I had a little down time after Google IO and I wanted to scratch a long-term itch I’ve had. I just want to be able to copy text that is held inside images in the browser. That is all. I think it would be a neat feature for everyone.
It’s not easy to add functionality directly into Chrome, but I know I can take advantage of the intent system on Android and I can now do that with the Web (or at least Chrome on Android).
Two new additions to the web platform - Share Target Level 2 (or as I like to call it File Share) and the TextDetector
in the Shape Detection API - have allowed me to build a utility that I can Share images to and get the text held inside them.
The basic implementation is relatively straight forwards, you create a Share Target and a handler in the Service Worker, and then once you have the image that the user has shared you run the TextDetector
on it.
The Share Target API
allows your web application to be part of the native sharing sub-system, and in this case you can now register to handle all image/*
types by declaring it inside your Web App Manifest
as follows.
"share_target": {
"action": "/index.html",
"method": "POST",
"enctype": "multipart/form-data",
"params": {
"files": [
{
"name": "file",
"accept": ["image/*"]
}
]
}
}
When your PWA is installed then you will see it in all the places where you share images from as follows:
The Share Target
API treats sharing files like a form post. When the file is shared to the Web App the service worker is activated the fetch
handler is invoked with the file data. The data is now inside the Service Worker but I need it in the current window so that I can process it, the service knows which window invoked the request, so you can easily target the client and send it the data.
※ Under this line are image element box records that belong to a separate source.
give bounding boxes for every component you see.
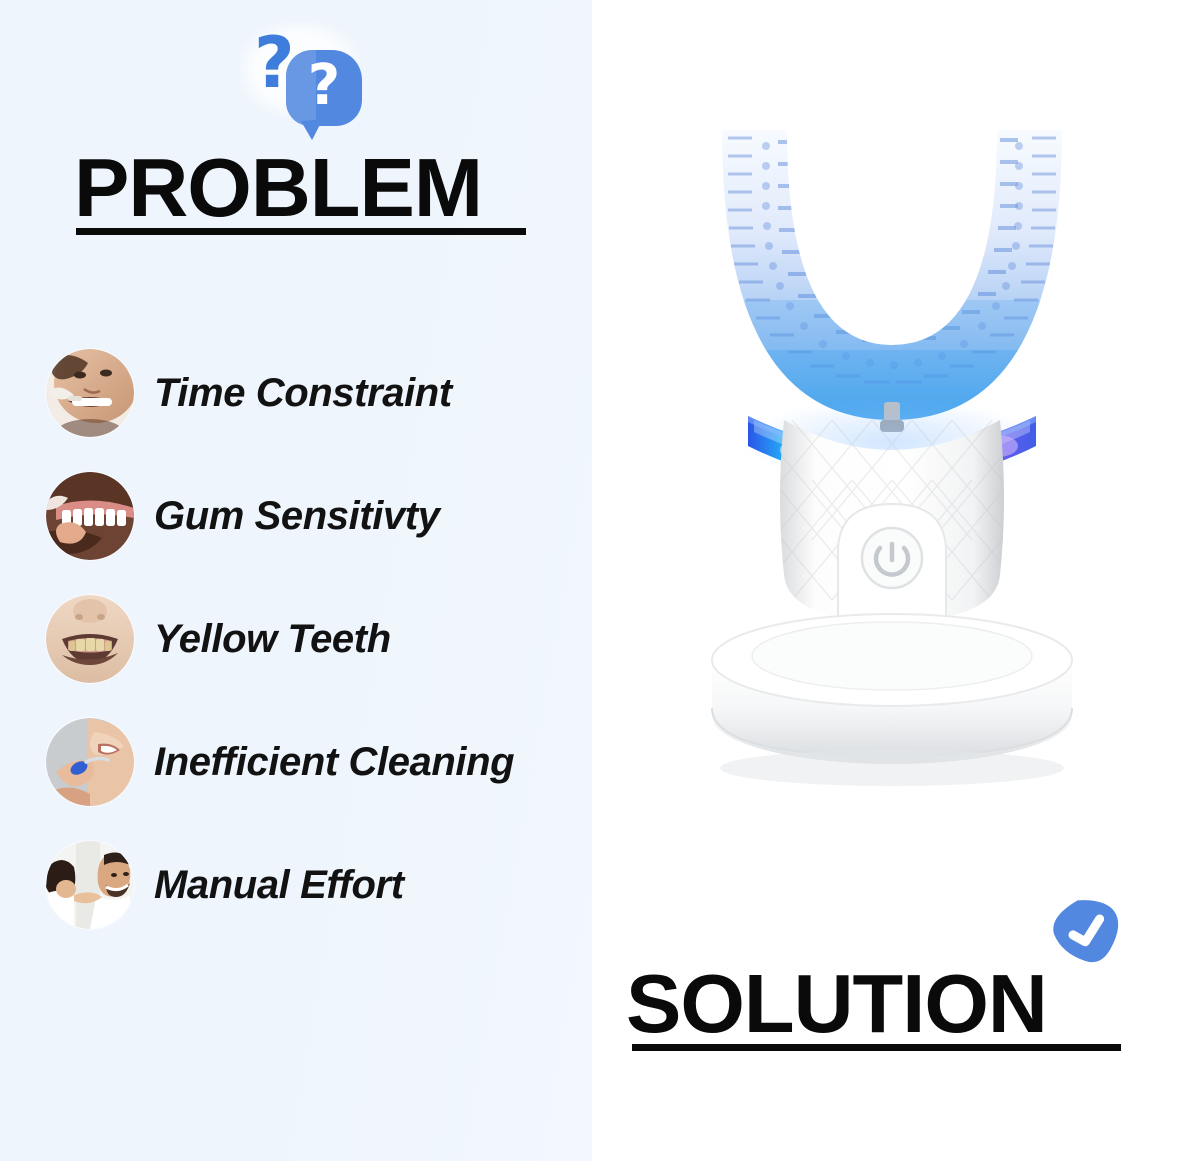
list-item-label: Inefficient Cleaning: [154, 740, 514, 785]
man-at-mirror-photo: [46, 841, 134, 929]
problem-heading-underline: [76, 228, 526, 235]
list-item-label: Manual Effort: [154, 863, 404, 908]
problem-heading: PROBLEM: [74, 146, 482, 229]
solution-heading: SOLUTION: [626, 962, 1047, 1045]
list-item-label: Yellow Teeth: [154, 617, 391, 662]
solution-heading-underline: [632, 1044, 1121, 1051]
blue-check-shield-icon: [1047, 893, 1127, 973]
gum-closeup-photo: [46, 472, 134, 560]
list-item: Manual Effort: [46, 840, 586, 930]
problem-list: Time Constraint: [46, 348, 586, 963]
man-brushing-teeth-photo: [46, 349, 134, 437]
question-mark-glyph: ?: [286, 50, 362, 126]
problem-panel: ? ? PROBLEM: [0, 0, 592, 1161]
list-item: Yellow Teeth: [46, 594, 586, 684]
list-item-label: Time Constraint: [154, 371, 452, 416]
list-item: Inefficient Cleaning: [46, 717, 586, 807]
u-shaped-silicone-brush-head: [722, 130, 1062, 432]
question-mark-bubble-icon: ? ?: [232, 22, 382, 152]
list-item: Gum Sensitivty: [46, 471, 586, 561]
list-item: Time Constraint: [46, 348, 586, 438]
u-shaped-electric-toothbrush: [692, 120, 1092, 800]
list-item-label: Gum Sensitivty: [154, 494, 440, 539]
yellow-teeth-photo: [46, 595, 134, 683]
charging-base: [712, 614, 1072, 786]
power-button: [838, 504, 946, 624]
solution-panel: SOLUTION: [592, 0, 1179, 1161]
page-root: ? ? PROBLEM: [0, 0, 1179, 1161]
speech-bubble-shape: ?: [286, 50, 362, 126]
flossing-photo: [46, 718, 134, 806]
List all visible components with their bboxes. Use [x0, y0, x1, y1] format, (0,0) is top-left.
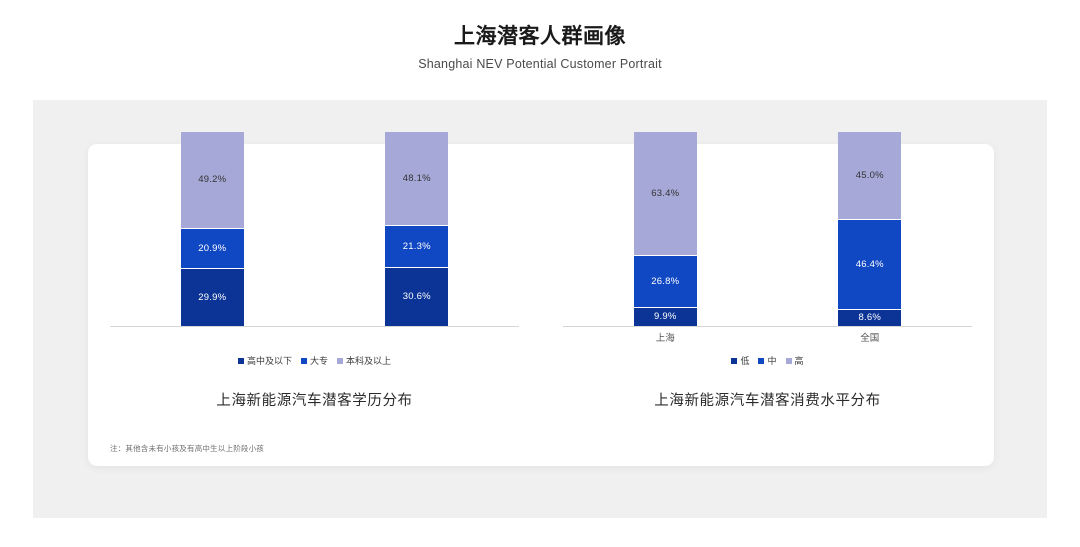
bar-segment: 49.2% — [181, 132, 244, 227]
bar-segment: 20.9% — [181, 228, 244, 268]
stacked-bar: 63.4%26.8%9.9% — [634, 132, 697, 326]
x-tick-labels-consumption: 上海全国 — [563, 330, 972, 344]
legend-label: 本科及以上 — [346, 354, 391, 367]
stacked-bar: 48.1%21.3%30.6% — [385, 132, 448, 326]
chart-card: 49.2%20.9%29.9%48.1%21.3%30.6% 高中及以下大专本科… — [88, 144, 994, 466]
bar-segment-value: 48.1% — [403, 174, 431, 184]
legend-item[interactable]: 本科及以上 — [337, 354, 391, 367]
bar-segment: 45.0% — [838, 132, 901, 219]
x-axis-line-education — [110, 326, 519, 327]
bar-segment: 63.4% — [634, 132, 697, 255]
chart-title-education: 上海新能源汽车潜客学历分布 — [88, 389, 541, 410]
legend-swatch-icon — [758, 358, 764, 364]
plot-area-education: 49.2%20.9%29.9%48.1%21.3%30.6% — [88, 177, 541, 327]
bar-segment: 8.6% — [838, 309, 901, 326]
legend-label: 高 — [795, 354, 804, 367]
page-subtitle: Shanghai NEV Potential Customer Portrait — [0, 57, 1080, 71]
legend-swatch-icon — [337, 358, 343, 364]
legend-item[interactable]: 中 — [758, 354, 776, 367]
bar-segment-value: 9.9% — [654, 312, 676, 322]
bar-segment-value: 20.9% — [198, 244, 226, 254]
legend-swatch-icon — [731, 358, 737, 364]
bar-segment: 29.9% — [181, 268, 244, 326]
legend-item[interactable]: 大专 — [301, 354, 328, 367]
page-title: 上海潜客人群画像 — [0, 24, 1080, 50]
legend-item[interactable]: 高中及以下 — [238, 354, 292, 367]
legend-label: 大专 — [310, 354, 328, 367]
page-root: 上海潜客人群画像 Shanghai NEV Potential Customer… — [0, 0, 1080, 547]
bars-consumption: 63.4%26.8%9.9%45.0%46.4%8.6% — [563, 177, 972, 326]
legend-label: 高中及以下 — [247, 354, 292, 367]
legend-item[interactable]: 高 — [786, 354, 804, 367]
stacked-bar: 49.2%20.9%29.9% — [181, 132, 244, 326]
bar-segment: 26.8% — [634, 255, 697, 307]
chart-title-consumption: 上海新能源汽车潜客消费水平分布 — [541, 389, 994, 410]
bar-segment-value: 46.4% — [856, 260, 884, 270]
chart-education: 49.2%20.9%29.9%48.1%21.3%30.6% 高中及以下大专本科… — [88, 144, 541, 466]
bar-segment-value: 49.2% — [198, 175, 226, 185]
bar-segment-value: 26.8% — [651, 277, 679, 287]
bar-segment-value: 30.6% — [403, 292, 431, 302]
bar-segment-value: 21.3% — [403, 242, 431, 252]
bars-education: 49.2%20.9%29.9%48.1%21.3%30.6% — [110, 177, 519, 326]
legend-swatch-icon — [238, 358, 244, 364]
plot-area-consumption: 63.4%26.8%9.9%45.0%46.4%8.6% — [541, 177, 994, 327]
bar-segment: 48.1% — [385, 132, 448, 225]
legend-consumption: 低中高 — [541, 354, 994, 367]
bar-segment-value: 45.0% — [856, 171, 884, 181]
legend-label: 中 — [767, 354, 776, 367]
bar-segment: 46.4% — [838, 219, 901, 309]
x-tick-label: 上海 — [634, 330, 697, 344]
legend-swatch-icon — [301, 358, 307, 364]
bar-segment-value: 8.6% — [859, 313, 881, 323]
bar-segment-value: 29.9% — [198, 293, 226, 303]
x-axis-line-consumption — [563, 326, 972, 327]
charts-container: 49.2%20.9%29.9%48.1%21.3%30.6% 高中及以下大专本科… — [88, 144, 994, 466]
content-panel: 49.2%20.9%29.9%48.1%21.3%30.6% 高中及以下大专本科… — [33, 100, 1047, 518]
bar-segment-value: 63.4% — [651, 189, 679, 199]
bar-segment: 21.3% — [385, 225, 448, 266]
x-tick-label: 全国 — [838, 330, 901, 344]
bar-segment: 30.6% — [385, 267, 448, 326]
chart-consumption: 63.4%26.8%9.9%45.0%46.4%8.6% 上海全国 低中高 上海… — [541, 144, 994, 466]
legend-item[interactable]: 低 — [731, 354, 749, 367]
legend-label: 低 — [740, 354, 749, 367]
stacked-bar: 45.0%46.4%8.6% — [838, 132, 901, 326]
bar-segment: 9.9% — [634, 307, 697, 326]
legend-swatch-icon — [786, 358, 792, 364]
legend-education: 高中及以下大专本科及以上 — [88, 354, 541, 367]
footnote: 注：其他含未有小孩及有高中生以上阶段小孩 — [110, 443, 264, 454]
page-header: 上海潜客人群画像 Shanghai NEV Potential Customer… — [0, 0, 1080, 71]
self.addEventListener('fetch', event => {
if (event.request.method === 'POST') {
event.respondWith(Response.redirect('/index.html'));
event.waitUntil(async function () {
const data = await event.request.formData();
const client = await self.clients.get(event.resultingClientId || event.clientId);
const file = data.get('file');
client.postMessage({ file, action: 'load-image' });
}());
return;
}
...
...
}
Once the image is in the user interface, I then process it with the text detection API.
navigator.serviceWorker.onmessage = (event) => {
const file = event.data.file;
const imgEl = document.getElementById('img');
const outputEl = document.getElementById('output');
const objUrl = URL.createObjectURL(file);
imgEl.src = objUrl;
imgEl.onload = () => {
const texts = await textDetector.detect(imgEl);
texts.forEach(text => {
const textEl = document.createElement('p');
textEl.textContent = text.rawValue;
outputEl.appendChild(textEl);
});
};
...
};
The biggest issue is that the browser doesn’t naturally rotate the image (as you can see below), and the Shape Detection API needs the text to be in the correct reading orientation.
I used the rather easy to use EXIF-Js library to detect the rotation and then do some basic canvas manipulation to re-orientate the image.
EXIF.getData(imgEl, async function() {
// http://sylvana.net/jpegcrop/exif_orientation.html
const orientation = EXIF.getTag(this, 'Orientation');
const [width, height] = (orientation > 4)
? [imgEl.naturalWidth, imgEl.naturalHeight]
: [imgEl.naturalHeight, imgEl.naturalWidth];
canvas.width = width;
canvas.height = height;
const context = canvas.getContext('2d');
// We have to get the correct orientation for the image
// See also https://stackoverflow.com/questions/20600800/js-client-side-exif-orientation-rotate-and-mirror-jpeg-images
switch(orientation) {
case 2: context.transform(-1, 0, 0, 1, width, 0); break;
case 3: context.transform(-1, 0, 0, -1, width, height); break;
case 4: context.transform(1, 0, 0, -1, 0, height); break;
case 5: context.transform(0, 1, 1, 0, 0, 0); break;
case 6: context.transform(0, 1, -1, 0, height, 0); break;
case 7: context.transform(0, -1, -1, 0, height, width); break;
case 8: context.transform(0, -1, 1, 0, 0, width); break;
}
context.drawImage(imgEl, 0, 0);
}
And Voila, if you share an image to the app it will rotate the image and then analyse it returning the output of the text that it has found.
It was incredibly fun to create this little experiment, and it has been immediately useful for me. It does however, highlight the inconsistency of the web platform. These API’s are not available in all browsers, they are not even available in all version of Chrome - this means that as I write this article Chrome OS, I can’t use the app, but at the same time, when I can use it… OMG, so cool.